В первой главе Бахтин подробно высказывается о характере контактов между автором и героем. Он противопоставляет героя-человека, автора-человека и автора-творца. Он утверждает, что «герой-человек может совпадать с автором-человеком, что почти всегда и имеет место, но герой произведения никогда не может совпадать с автором-творцом его, в противном случае мы не получим художественного произведения». Сама эта триада — герой-человек, автор-человек, автор-творец — выделена, естественно, небезосновательно, и ее применение в ходе литературоведческого анализа, безусловно, будет продуктивным. Однако решительно невозможно понять, почему герой-человек «почти всегда» совпадает с автором-человеком. И дело здесь не в отсутствии требуемой статистики (кто, в самом деле, рискнет подсчитывать процент соответствующих совпадений и несовпадений), а в самой элементарной логике. Ведь в любом произведении, выходящем за пределы лирической исповеди, героев, как правило, несколько. Если перед нами большой роман, их количество может исчисляться даже не десятками, а сотнями. Понятно, что автор-человек даже при самом большом желании не может «совпадать» с ними со всеми, как бы они ни назывались: просто герой, автор-герой, персонаж, главный персонаж, второстепенный персонаж или как-нибудь еще.

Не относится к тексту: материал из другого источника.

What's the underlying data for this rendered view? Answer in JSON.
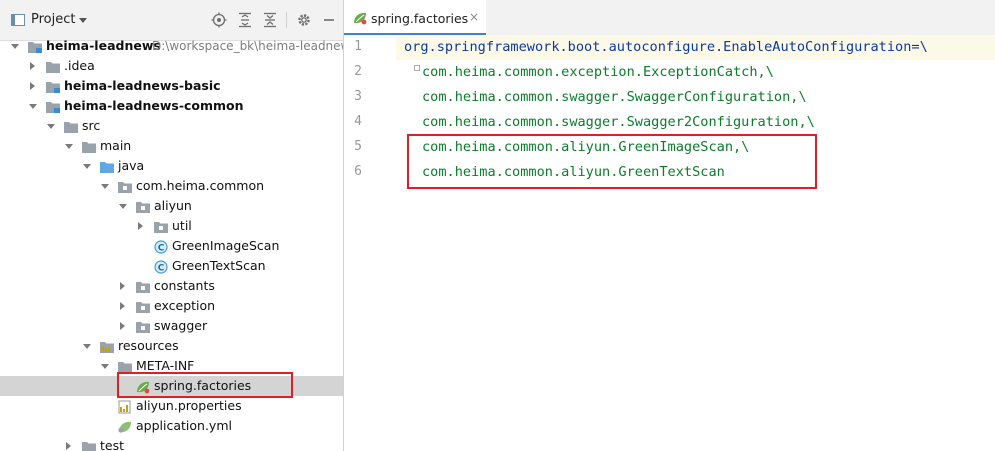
{
  "project_panel": {
    "title": "Project",
    "toolbar_icons": [
      "locate-icon",
      "expand-all-icon",
      "collapse-all-icon",
      "gear-icon",
      "hide-icon"
    ]
  },
  "tree": [
    {
      "label": "heima-leadnews",
      "path": "D:\\workspace_bk\\heima-leadnew",
      "bold": true,
      "state": "expanded",
      "icon": "module-folder-icon"
    },
    {
      "label": ".idea",
      "state": "collapsed",
      "icon": "folder-icon"
    },
    {
      "label": "heima-leadnews-basic",
      "bold": true,
      "state": "collapsed",
      "icon": "module-folder-icon"
    },
    {
      "label": "heima-leadnews-common",
      "bold": true,
      "state": "expanded",
      "icon": "module-folder-icon"
    },
    {
      "label": "src",
      "state": "expanded",
      "icon": "folder-icon"
    },
    {
      "label": "main",
      "state": "expanded",
      "icon": "folder-icon"
    },
    {
      "label": "java",
      "state": "expanded",
      "icon": "source-folder-icon"
    },
    {
      "label": "com.heima.common",
      "state": "expanded",
      "icon": "package-icon"
    },
    {
      "label": "aliyun",
      "state": "expanded",
      "icon": "package-icon"
    },
    {
      "label": "util",
      "state": "collapsed",
      "icon": "package-icon"
    },
    {
      "label": "GreenImageScan",
      "state": "none",
      "icon": "class-icon"
    },
    {
      "label": "GreenTextScan",
      "state": "none",
      "icon": "class-icon"
    },
    {
      "label": "constants",
      "state": "collapsed",
      "icon": "package-icon"
    },
    {
      "label": "exception",
      "state": "collapsed",
      "icon": "package-icon"
    },
    {
      "label": "swagger",
      "state": "collapsed",
      "icon": "package-icon"
    },
    {
      "label": "resources",
      "state": "expanded",
      "icon": "resources-folder-icon"
    },
    {
      "label": "META-INF",
      "state": "expanded",
      "icon": "folder-icon"
    },
    {
      "label": "spring.factories",
      "state": "none",
      "icon": "spring-icon",
      "selected": true
    },
    {
      "label": "aliyun.properties",
      "state": "none",
      "icon": "properties-icon"
    },
    {
      "label": "application.yml",
      "state": "none",
      "icon": "yml-icon"
    },
    {
      "label": "test",
      "state": "collapsed",
      "icon": "folder-icon"
    }
  ],
  "editor": {
    "tab": {
      "label": "spring.factories",
      "close": "×"
    },
    "line_numbers": [
      "1",
      "2",
      "3",
      "4",
      "5",
      "6"
    ],
    "lines": [
      "org.springframework.boot.autoconfigure.EnableAutoConfiguration=\\",
      "com.heima.common.exception.ExceptionCatch,\\",
      "com.heima.common.swagger.SwaggerConfiguration,\\",
      "com.heima.common.swagger.Swagger2Configuration,\\",
      "com.heima.common.aliyun.GreenImageScan,\\",
      "com.heima.common.aliyun.GreenTextScan"
    ]
  },
  "colors": {
    "highlight_box": "#e01e23",
    "key_text": "#0d39a8",
    "value_text": "#0b7d2b",
    "selection": "#d4d4d4"
  }
}
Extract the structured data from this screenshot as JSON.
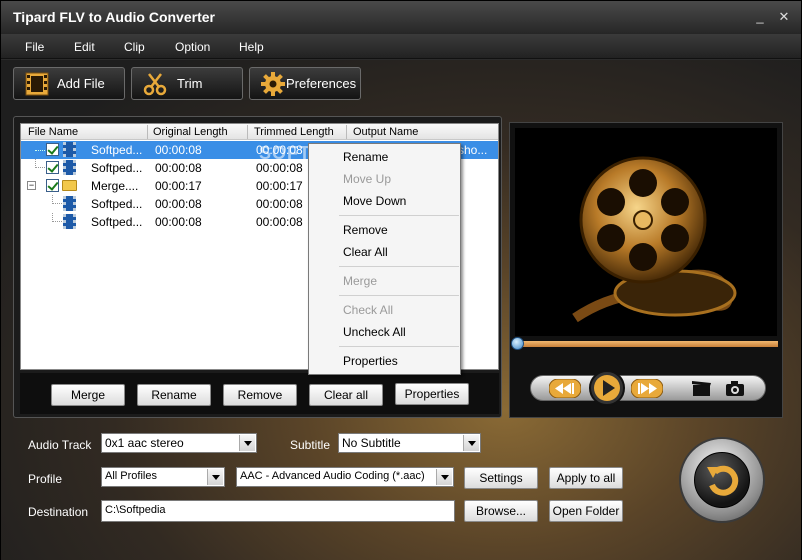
{
  "window": {
    "title": "Tipard FLV to Audio Converter",
    "minimize_glyph": "_",
    "close_glyph": "✕"
  },
  "menu": [
    "File",
    "Edit",
    "Clip",
    "Option",
    "Help"
  ],
  "toolbar": {
    "add_file": "Add File",
    "trim": "Trim",
    "preferences": "Preferences"
  },
  "file_list": {
    "columns": [
      "File Name",
      "Original Length",
      "Trimmed Length",
      "Output Name"
    ],
    "rows": [
      {
        "name": "Softped...",
        "original": "00:00:08",
        "trimmed": "00:00:08",
        "output": "sho...",
        "selected": true,
        "type": "video",
        "checked": true
      },
      {
        "name": "Softped...",
        "original": "00:00:08",
        "trimmed": "00:00:08",
        "output": "",
        "selected": false,
        "type": "video",
        "checked": true
      },
      {
        "name": "Merge....",
        "original": "00:00:17",
        "trimmed": "00:00:17",
        "output": "",
        "selected": false,
        "type": "folder",
        "checked": true
      },
      {
        "name": "Softped...",
        "original": "00:00:08",
        "trimmed": "00:00:08",
        "output": "",
        "selected": false,
        "type": "video",
        "checked": false
      },
      {
        "name": "Softped...",
        "original": "00:00:08",
        "trimmed": "00:00:08",
        "output": "",
        "selected": false,
        "type": "video",
        "checked": false
      }
    ],
    "expander_glyph": "−"
  },
  "list_buttons": {
    "merge": "Merge",
    "rename": "Rename",
    "remove": "Remove",
    "clear_all": "Clear all",
    "properties": "Properties"
  },
  "context_menu": [
    {
      "label": "Rename",
      "enabled": true
    },
    {
      "label": "Move Up",
      "enabled": false
    },
    {
      "label": "Move Down",
      "enabled": true
    },
    {
      "label": "Remove",
      "enabled": true
    },
    {
      "label": "Clear All",
      "enabled": true
    },
    {
      "label": "Merge",
      "enabled": false
    },
    {
      "label": "Check All",
      "enabled": false
    },
    {
      "label": "Uncheck All",
      "enabled": true
    },
    {
      "label": "Properties",
      "enabled": true
    }
  ],
  "watermark": "SOFTPEDIA",
  "settings": {
    "audio_track_label": "Audio Track",
    "audio_track_value": "0x1 aac stereo",
    "subtitle_label": "Subtitle",
    "subtitle_value": "No Subtitle",
    "profile_label": "Profile",
    "profile_category": "All Profiles",
    "profile_value": "AAC - Advanced Audio Coding (*.aac)",
    "settings_button": "Settings",
    "apply_to_all_button": "Apply to all",
    "destination_label": "Destination",
    "destination_value": "C:\\Softpedia",
    "browse_button": "Browse...",
    "open_folder_button": "Open Folder"
  },
  "player": {
    "progress": 0.0
  },
  "colors": {
    "selection": "#3a8ee6",
    "accent_gold": "#e8a93a"
  }
}
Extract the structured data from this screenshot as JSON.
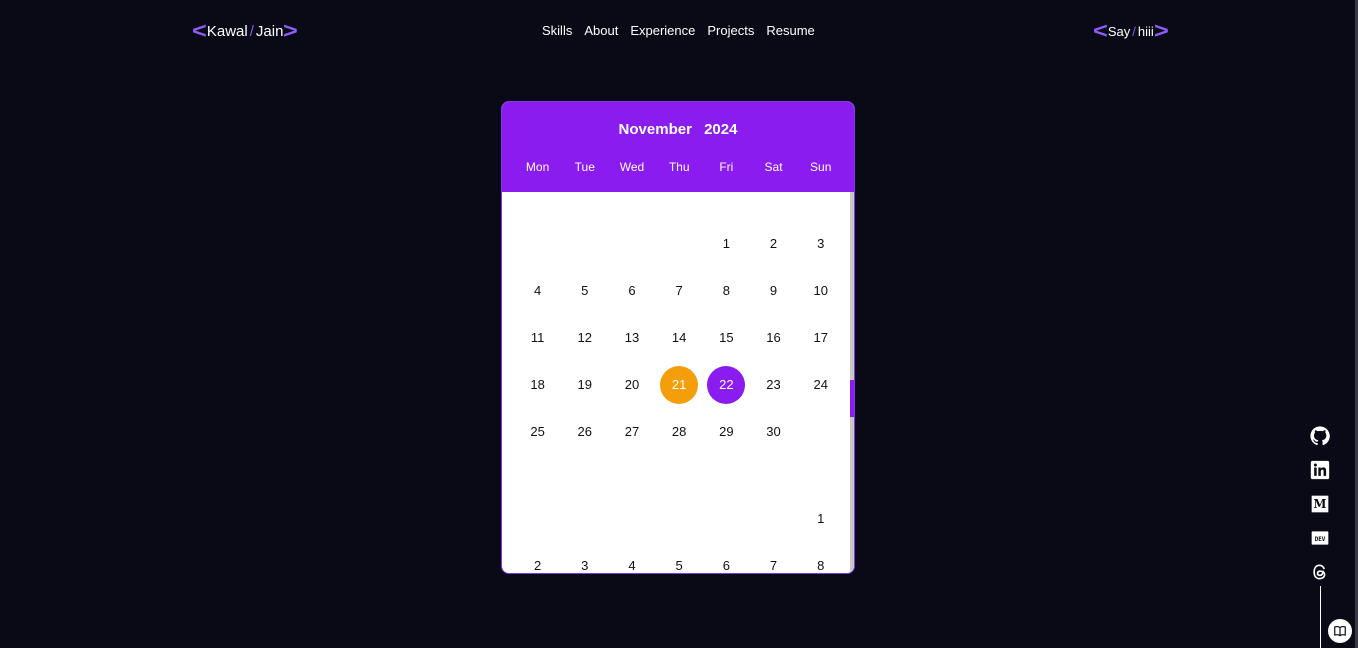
{
  "header": {
    "logo": {
      "first": "Kawal",
      "last": "Jain"
    },
    "nav": [
      "Skills",
      "About",
      "Experience",
      "Projects",
      "Resume"
    ],
    "cta": {
      "first": "Say",
      "last": "hiii"
    }
  },
  "calendar": {
    "month": "November",
    "year": "2024",
    "weekdays": [
      "Mon",
      "Tue",
      "Wed",
      "Thu",
      "Fri",
      "Sat",
      "Sun"
    ],
    "today": "21",
    "selected": "22",
    "november_days": [
      "",
      "",
      "",
      "",
      "1",
      "2",
      "3",
      "4",
      "5",
      "6",
      "7",
      "8",
      "9",
      "10",
      "11",
      "12",
      "13",
      "14",
      "15",
      "16",
      "17",
      "18",
      "19",
      "20",
      "21",
      "22",
      "23",
      "24",
      "25",
      "26",
      "27",
      "28",
      "29",
      "30",
      ""
    ],
    "december_days": [
      "",
      "",
      "",
      "",
      "",
      "",
      "1",
      "2",
      "3",
      "4",
      "5",
      "6",
      "7",
      "8"
    ]
  },
  "social": {
    "icons": [
      "github-icon",
      "linkedin-icon",
      "medium-icon",
      "dev-icon",
      "threads-icon"
    ],
    "guestbook_icon": "book-icon"
  },
  "colors": {
    "accent": "#8a1cf0",
    "today": "#f59e0b",
    "background": "#0a0916"
  }
}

Бахтина, впрочем, больше интересует не допустимый предел дробления автора на какие-либо разновидности, а система отношений между героем и автором. В этой связи им высказывается немало ценных наблюдений, имеющих вместе с тем общий фундамент: уверенность в том, что только «человек есть условие возможности какого бы то ни было эстетического видения». Так, он развенчивает представление о существовании художественных произведений, полностью лишенных героя. Казалось бы, наше интуитивное восприятие произведений искусства свидетельствует об обратном. Даже сам Бахтин говорит, что «описание природы, философская лирика, эстетизованный афоризм, фрагмент у романтиков», а также «почти вся музыка, орнамент, арабеск, пейзаж, nature morte, вся архитектура и пр.» обходятся без героев, если под последними понимать персонажей человеческого плана, разбираемых в школьных сочинениях. Однако все разновидности художественной деятельности, уточняет он, «тяготеют к тому, чтобы выделить определенного героя», который является «предметом видения», своеобразным оптическим прибором, позволяющим автору вести эстетическое созерцание создаваемого мира. Благодаря этому «каждое видение заключает в себе тенденцию к герою, потенцию героя; в каждом эстетическом восприятии предмета как бы дремлет определенный человеческий образ, как в глыбе мрамора для скульптора» (используя последнее сравнение, Бахтин очевидным образом опирается на слова Микеланджело о том, что «И высочайший гений не прибавит / единой мысли к тем, что мрамор сам / Таит в избытке»). В отличие от героя действительного, выраженного, потенциальный герой «как бы стремится пробиться через скорлупу каждого предмета художественного видения».
Словно подчиняясь законам диалектики, «автор и герой сходятся в жизни, вступают друг с другом в чисто жизненные, познавательно-этические отношения, борются между собой — хотя бы они и встречались в одном человеке — и это событие их жизни, напряженно-серьезного отношения и борьбы застывает в художественном целом в архитектонически устойчивое, но динамически-живое формально-содержательное отношение автора и героя, в высшей степени существенное для понимания жизни произведения».
Но, храня верность ключевому принципу философии Германа Когена, согласно которому любой предмет познания нам не дан, а задан, Бахтин спешит предупредить, что было бы странным надеяться на явление героя перед автором в уже законченном, парадном виде, подобно тому, как Афина вышла из головы Зевса в полном боевом вооружении. Автор далеко «не сразу находит неслучайное, творчески принципиальное видение героя, не сразу его реакция становится принципиальной и продуктивной и из единого ценностного отношения развертывается целое героя: много гримас, случайных личин, фальшивых жестов, неожиданных поступков обнаружит герой в зависимости от тех случайных эмоционально-волевых реакций, душевных капризов автора, через хаос которых ему приходится прорабатываться к истинной ценностной установке своей, пока наконец лик его не сложится в устойчивое, необходимое целое». Поэтому, делает внешне парадоксальный вывод Бахтин, «борьба художника за определенный и устойчивый образ героя есть в немалой степени борьба его с самим собой».